Key takeaway: There is a need for greater quality control in the Canadian legal cannabis market, and likely globally, to ensure labels reflect accurate dosing information.
A new study published on June 5, 2024 in JAMA Open Network, a medical journal published by the American Medical Association, confirms “discrepancies” in the information displayed on goods containing cannabis oil.
This is believed to be the first Canadian study about the labeling of regulated products containing cannabis oil.
To discover these findings, oral cannabis oil products available on the Ontario Cannabis Store (OCS) website were tracked with 30 products randomly selected that were available at least twice during the tested period. Amounts of CBD and THC in each product were then quantified using “high-performance liquid chromatography at the Centre for Microbial Chemical Biology at McMaster University (Federal cannabis regulations indicate that the allowable variability for extracts is 15% above or below the product’s labeled amount.)”
The results showed one-third of purchased products differed from their online THC and CBD descriptions, and 16.7% had conflicting information on the physical label.

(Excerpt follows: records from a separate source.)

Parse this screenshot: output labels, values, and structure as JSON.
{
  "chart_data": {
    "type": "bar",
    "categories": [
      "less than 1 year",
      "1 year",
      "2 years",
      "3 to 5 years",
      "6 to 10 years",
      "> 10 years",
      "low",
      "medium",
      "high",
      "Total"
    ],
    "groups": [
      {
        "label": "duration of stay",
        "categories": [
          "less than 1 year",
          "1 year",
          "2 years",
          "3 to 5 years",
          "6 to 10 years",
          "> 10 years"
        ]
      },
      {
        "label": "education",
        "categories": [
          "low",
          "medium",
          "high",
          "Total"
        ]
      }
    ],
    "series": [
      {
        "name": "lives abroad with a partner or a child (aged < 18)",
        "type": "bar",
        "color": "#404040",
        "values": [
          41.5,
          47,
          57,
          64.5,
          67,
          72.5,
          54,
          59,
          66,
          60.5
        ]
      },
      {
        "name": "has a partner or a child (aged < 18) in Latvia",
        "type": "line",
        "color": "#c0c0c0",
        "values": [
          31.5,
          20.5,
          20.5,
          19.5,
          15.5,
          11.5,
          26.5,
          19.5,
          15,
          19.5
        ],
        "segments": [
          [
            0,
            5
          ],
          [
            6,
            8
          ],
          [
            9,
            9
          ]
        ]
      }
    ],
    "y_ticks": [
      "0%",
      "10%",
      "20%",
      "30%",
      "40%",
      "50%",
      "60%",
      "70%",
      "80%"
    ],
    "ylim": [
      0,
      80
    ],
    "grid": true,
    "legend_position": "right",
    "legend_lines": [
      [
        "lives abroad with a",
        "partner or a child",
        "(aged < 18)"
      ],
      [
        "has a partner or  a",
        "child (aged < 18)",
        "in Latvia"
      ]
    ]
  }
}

These findings suggest that inaccurate labeling of cannabis oil products in the legal Canadian market is all too common, with most discrepancies due to labeling products with greater THC or CBD content than was present. The good news is that no products contained more THC than labeled at an amount that would be expected to have substantively different psychoactive effects. Mislabeling the amount of THC or CBD in a cannabis product can lead to inaccurate dosing for medical consumers obtaining products from the non-medical market.
According to the report, an important takeaway is that these findings suggest a need for greater quality control in the Canadian legal cannabis market and undermine the assumption that a legal market is an assurance of accurate labeling.